Lale Devri’nde ilk kağıt fabrikasının burada kurulması sonucunda semt Kağıthane olarak adlandırılmış.
Kanuni Sultan Süleyman devrinde ilgi gören bölge, III. Ahmet ile Lale Devri’nde (1718 – 30) en şaşalı günlerine ulaşmış. Ana mesire yeri “Yüz Bayındır Yer” anlamına gelen Sadabadolarak isimlendirilmiş.

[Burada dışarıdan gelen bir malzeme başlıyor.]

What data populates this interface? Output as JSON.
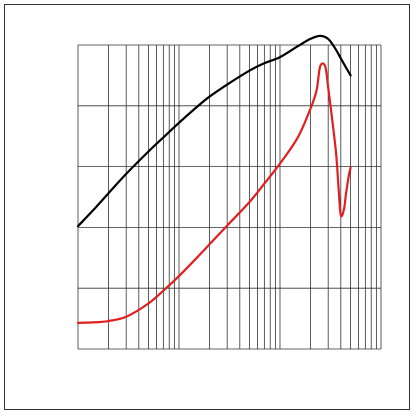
{
  "chart_data": {
    "type": "line",
    "x_scale": "log",
    "y_scale": "linear",
    "x_decades": 3,
    "y_divisions": 5,
    "xlim": [
      1,
      1000
    ],
    "ylim": [
      0,
      5
    ],
    "grid": true,
    "title": "",
    "xlabel": "",
    "ylabel": "",
    "series": [
      {
        "color": "#000000",
        "x": [
          1,
          1.5,
          2,
          3,
          5,
          7,
          10,
          15,
          20,
          30,
          50,
          70,
          100,
          150,
          200,
          250,
          300,
          350,
          400,
          450,
          500
        ],
        "y": [
          2.02,
          2.33,
          2.56,
          2.88,
          3.25,
          3.48,
          3.72,
          3.98,
          4.15,
          4.35,
          4.58,
          4.7,
          4.8,
          4.98,
          5.1,
          5.15,
          5.1,
          4.95,
          4.78,
          4.63,
          4.5
        ]
      },
      {
        "color": "#e02020",
        "x": [
          1,
          1.5,
          2,
          3,
          5,
          7,
          10,
          15,
          20,
          30,
          50,
          70,
          100,
          150,
          200,
          230,
          250,
          280,
          300,
          330,
          360,
          380,
          400,
          430,
          450,
          480,
          500
        ],
        "y": [
          0.43,
          0.44,
          0.46,
          0.53,
          0.75,
          0.96,
          1.2,
          1.5,
          1.72,
          2.03,
          2.42,
          2.72,
          3.05,
          3.48,
          3.95,
          4.25,
          4.65,
          4.65,
          4.3,
          3.75,
          3.2,
          2.65,
          2.2,
          2.3,
          2.55,
          2.85,
          2.98
        ]
      }
    ]
  }
}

Cafer Çelebi’nin Hevesnamesi’ne bakılırsa Kağıthane Deresi’nin iki yanı lalelerin güllerin açtığı çimenlikmiş. Güzelliği insanlara cenneti unuttururmuş. İşte burada Nevşehirli Damat İbrahim Paşa Yirmisekiz Çelebi Mehmet Efendi’nin Versailles köşk ve bahçelerine ilişkin Fransa’dan getirdiği planlardan esinlenerek Sadabad Kasr-ı Cinan, gibi adlarla anılan köşk ve kasırlar yaptırmış. Ancak bunlar 1730 yılındaki Patrona Halil İsyanı sonrasında tahrip edilmiş.
III. Selim ve II. Mahmut dönemlerinde yeni yapılar inşa edilmiş. Birinci Dünya Savaşı sırasında tahrip olan köşkler ve kasırlar 1943’te yıktırılmış.

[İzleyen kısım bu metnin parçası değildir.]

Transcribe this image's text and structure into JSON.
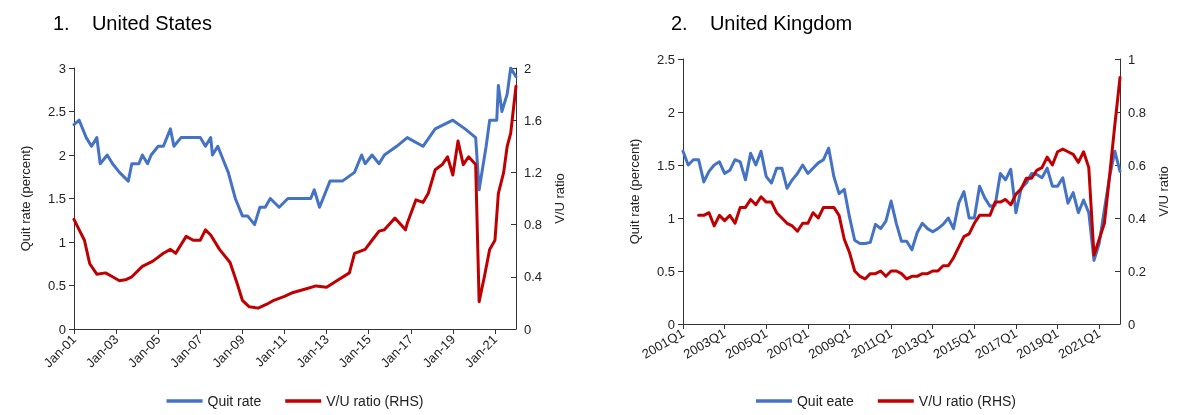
{
  "chart_data": [
    {
      "type": "line",
      "title": "1.    United States",
      "ylabel": "Quit rate (percent)",
      "y2label": "V/U ratio",
      "legend": "bottom",
      "grid": false,
      "marker": "none",
      "line_style": "solid",
      "xlim": [
        "2001-01",
        "2022-01"
      ],
      "xticks": [
        {
          "value": "2001-01",
          "label": "Jan-01"
        },
        {
          "value": "2003-01",
          "label": "Jan-03"
        },
        {
          "value": "2005-01",
          "label": "Jan-05"
        },
        {
          "value": "2007-01",
          "label": "Jan-07"
        },
        {
          "value": "2009-01",
          "label": "Jan-09"
        },
        {
          "value": "2011-01",
          "label": "Jan-11"
        },
        {
          "value": "2013-01",
          "label": "Jan-13"
        },
        {
          "value": "2015-01",
          "label": "Jan-15"
        },
        {
          "value": "2017-01",
          "label": "Jan-17"
        },
        {
          "value": "2019-01",
          "label": "Jan-19"
        },
        {
          "value": "2021-01",
          "label": "Jan-21"
        }
      ],
      "ylim": [
        0,
        3
      ],
      "yticks": [
        0,
        0.5,
        1,
        1.5,
        2,
        2.5,
        3
      ],
      "y2lim": [
        0,
        2
      ],
      "y2ticks": [
        0,
        0.4,
        0.8,
        1.2,
        1.6,
        2
      ],
      "series": [
        {
          "name": "Quit rate",
          "color": "#4472c4",
          "x": [
            "2001-01",
            "2001-04",
            "2001-08",
            "2001-11",
            "2002-02",
            "2002-04",
            "2002-08",
            "2002-11",
            "2003-03",
            "2003-08",
            "2003-10",
            "2004-02",
            "2004-04",
            "2004-07",
            "2004-09",
            "2005-01",
            "2005-04",
            "2005-08",
            "2005-10",
            "2006-02",
            "2006-05",
            "2006-09",
            "2007-01",
            "2007-04",
            "2007-07",
            "2007-08",
            "2007-11",
            "2008-03",
            "2008-05",
            "2008-09",
            "2009-01",
            "2009-04",
            "2009-08",
            "2009-11",
            "2010-02",
            "2010-05",
            "2010-10",
            "2011-03",
            "2011-09",
            "2012-04",
            "2012-06",
            "2012-09",
            "2013-03",
            "2013-10",
            "2014-05",
            "2014-09",
            "2014-11",
            "2015-03",
            "2015-07",
            "2015-10",
            "2016-05",
            "2016-11",
            "2017-08",
            "2018-03",
            "2019-01",
            "2019-08",
            "2020-02",
            "2020-04",
            "2020-08",
            "2020-10",
            "2021-02",
            "2021-03",
            "2021-05",
            "2021-08",
            "2021-10",
            "2022-01"
          ],
          "values": [
            2.35,
            2.4,
            2.2,
            2.1,
            2.2,
            1.9,
            2.0,
            1.9,
            1.8,
            1.7,
            1.9,
            1.9,
            2.0,
            1.9,
            2.0,
            2.1,
            2.1,
            2.3,
            2.1,
            2.2,
            2.2,
            2.2,
            2.2,
            2.1,
            2.2,
            2.0,
            2.1,
            1.9,
            1.8,
            1.5,
            1.3,
            1.3,
            1.2,
            1.4,
            1.4,
            1.5,
            1.4,
            1.5,
            1.5,
            1.5,
            1.6,
            1.4,
            1.7,
            1.7,
            1.8,
            2.0,
            1.9,
            2.0,
            1.9,
            2.0,
            2.1,
            2.2,
            2.1,
            2.3,
            2.4,
            2.3,
            2.2,
            1.6,
            2.1,
            2.4,
            2.4,
            2.8,
            2.5,
            2.7,
            3.0,
            2.9
          ]
        },
        {
          "name": "V/U ratio (RHS)",
          "color": "#c00000",
          "axis": "y2",
          "x": [
            "2001-01",
            "2001-04",
            "2001-07",
            "2001-10",
            "2002-02",
            "2002-07",
            "2002-11",
            "2003-03",
            "2003-07",
            "2003-10",
            "2004-04",
            "2004-10",
            "2005-04",
            "2005-08",
            "2005-11",
            "2006-05",
            "2006-09",
            "2007-01",
            "2007-04",
            "2007-07",
            "2007-12",
            "2008-06",
            "2008-10",
            "2009-01",
            "2009-05",
            "2009-10",
            "2010-03",
            "2010-07",
            "2011-01",
            "2011-06",
            "2012-02",
            "2012-07",
            "2013-01",
            "2013-08",
            "2014-02",
            "2014-05",
            "2014-11",
            "2015-03",
            "2015-07",
            "2015-10",
            "2016-04",
            "2016-10",
            "2016-11",
            "2017-04",
            "2017-08",
            "2017-11",
            "2018-03",
            "2018-07",
            "2018-10",
            "2019-01",
            "2019-04",
            "2019-07",
            "2019-10",
            "2020-02",
            "2020-04",
            "2020-07",
            "2020-10",
            "2021-01",
            "2021-03",
            "2021-06",
            "2021-08",
            "2021-10",
            "2022-01"
          ],
          "values": [
            0.84,
            0.76,
            0.68,
            0.5,
            0.42,
            0.43,
            0.4,
            0.37,
            0.38,
            0.4,
            0.48,
            0.52,
            0.58,
            0.61,
            0.58,
            0.71,
            0.68,
            0.68,
            0.76,
            0.72,
            0.61,
            0.51,
            0.35,
            0.22,
            0.17,
            0.16,
            0.19,
            0.22,
            0.25,
            0.28,
            0.31,
            0.33,
            0.32,
            0.38,
            0.43,
            0.58,
            0.61,
            0.68,
            0.75,
            0.76,
            0.85,
            0.76,
            0.81,
            0.99,
            0.97,
            1.04,
            1.22,
            1.26,
            1.32,
            1.18,
            1.44,
            1.26,
            1.32,
            1.26,
            0.21,
            0.4,
            0.61,
            0.68,
            1.04,
            1.2,
            1.4,
            1.5,
            1.86
          ]
        }
      ]
    },
    {
      "type": "line",
      "title": "2.    United Kingdom",
      "ylabel": "Quit rate (percent)",
      "y2label": "V/U ratio",
      "legend": "bottom",
      "grid": false,
      "marker": "none",
      "line_style": "solid",
      "categories": [
        "2001Q1",
        null,
        null,
        null,
        null,
        null,
        null,
        null,
        "2003Q1",
        null,
        null,
        null,
        null,
        null,
        null,
        null,
        "2005Q1",
        null,
        null,
        null,
        null,
        null,
        null,
        null,
        "2007Q1",
        null,
        null,
        null,
        null,
        null,
        null,
        null,
        "2009Q1",
        null,
        null,
        null,
        null,
        null,
        null,
        null,
        "2011Q1",
        null,
        null,
        null,
        null,
        null,
        null,
        null,
        "2013Q1",
        null,
        null,
        null,
        null,
        null,
        null,
        null,
        "2015Q1",
        null,
        null,
        null,
        null,
        null,
        null,
        null,
        "2017Q1",
        null,
        null,
        null,
        null,
        null,
        null,
        null,
        "2019Q1",
        null,
        null,
        null,
        null,
        null,
        null,
        null,
        "2021Q1",
        null,
        null,
        null,
        null
      ],
      "ylim": [
        0,
        2.5
      ],
      "yticks": [
        0,
        0.5,
        1,
        1.5,
        2,
        2.5
      ],
      "y2lim": [
        0,
        1
      ],
      "y2ticks": [
        0,
        0.2,
        0.4,
        0.6,
        0.8,
        1
      ],
      "series": [
        {
          "name": "Quit eate",
          "color": "#4472c4",
          "values": [
            1.63,
            1.5,
            1.55,
            1.55,
            1.34,
            1.44,
            1.5,
            1.53,
            1.42,
            1.45,
            1.55,
            1.53,
            1.36,
            1.61,
            1.5,
            1.63,
            1.39,
            1.33,
            1.47,
            1.47,
            1.28,
            1.36,
            1.42,
            1.5,
            1.42,
            1.47,
            1.52,
            1.55,
            1.66,
            1.39,
            1.23,
            1.27,
            1.01,
            0.79,
            0.76,
            0.76,
            0.77,
            0.94,
            0.9,
            0.97,
            1.16,
            0.95,
            0.78,
            0.78,
            0.7,
            0.86,
            0.95,
            0.9,
            0.87,
            0.9,
            0.94,
            1.0,
            0.9,
            1.14,
            1.25,
            1.0,
            1.0,
            1.3,
            1.19,
            1.11,
            1.12,
            1.42,
            1.36,
            1.46,
            1.05,
            1.28,
            1.33,
            1.42,
            1.41,
            1.38,
            1.47,
            1.3,
            1.3,
            1.38,
            1.14,
            1.24,
            1.05,
            1.17,
            1.05,
            0.6,
            0.76,
            1.08,
            1.39,
            1.63,
            1.44
          ]
        },
        {
          "name": "V/U ratio (RHS)",
          "color": "#c00000",
          "axis": "y2",
          "values": [
            null,
            null,
            null,
            0.41,
            0.41,
            0.42,
            0.37,
            0.41,
            0.39,
            0.41,
            0.38,
            0.44,
            0.44,
            0.47,
            0.45,
            0.48,
            0.46,
            0.46,
            0.42,
            0.4,
            0.38,
            0.37,
            0.35,
            0.38,
            0.38,
            0.42,
            0.4,
            0.44,
            0.44,
            0.44,
            0.41,
            0.32,
            0.27,
            0.2,
            0.18,
            0.17,
            0.19,
            0.19,
            0.2,
            0.18,
            0.2,
            0.2,
            0.19,
            0.17,
            0.18,
            0.18,
            0.19,
            0.19,
            0.2,
            0.2,
            0.22,
            0.22,
            0.25,
            0.29,
            0.33,
            0.34,
            0.38,
            0.41,
            0.41,
            0.41,
            0.46,
            0.46,
            0.47,
            0.45,
            0.49,
            0.51,
            0.55,
            0.55,
            0.58,
            0.59,
            0.63,
            0.6,
            0.65,
            0.66,
            0.65,
            0.64,
            0.61,
            0.65,
            0.59,
            0.26,
            0.32,
            0.38,
            0.56,
            0.75,
            0.93
          ]
        }
      ]
    }
  ]
}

Sadabad ya da Kağıthane Camisi III. Ahmed döneminde yaptırılmış. III. Selim ve II. Mahmut dönemlerinde yenilenmiş. Kare planlı, tek kubbeli ve minareli caminin girişinde Abdülaziz’in tuğrası yer alıyor.
Sütlüce Halıcıoğlu
Halıcıoğlu Osmanlı sultanlarının 19. yüzyılda giriştiği reformcu atılımlara zemin olmuş bir bölge. III. Selim döneminde yenileşmenin önemli adımlardan Humbaracı Kışlası (1792) ve Mühendishane-i Berri Hümayun burada kuruluyor. Yeni teknolojiler, ileri görüşler burada sınanıyor. Bu yapılar üzerine kurulu Halıcıoğlu Kışlası Fatih Köprüsü ve çevreyolu yapımlarından sonra terk edilmiş.
Deniz kıyısındaki Humbaracı Kışlası Mescidi (Halıcıoğlu Camisi) 1793’de Humbaracılar Kışlası için yaptırılmış. Tek kubbeli ve çifte minareli caminin bir tarafı humbaracılara, bir tarafı lağımcılara ayrılmış.
Köprü ayağının Sütlüce tarafında bulunan ve bugün Askerlik Dairesi Başkanlığı olarak kullanılan bina da 1795’te yapılmış.
Sütlüce Mezbahası karşısında uykuluk ızgarası yapan lokantalardan önceki Sütlüce Evleri’nin geçen yy sonunda Keresteci İsmail Hakkı tarafından yapıldığı belirtiliyor. Alınlıklarda belli süreleri içeren çerçeveler bulunuyor.
Bugün işlevi tamamlama süresince olan Sütlüce Mezbahası 1923 yılında yapılmış. Mimarları I. Ulusal Mimarlık Dönemi’nden Ahmet Burhanettin, Osman Fıtri, Makro Logos, Kuleleri ile dikkati çeken binanın bir kültür merkezi olması umuluyor.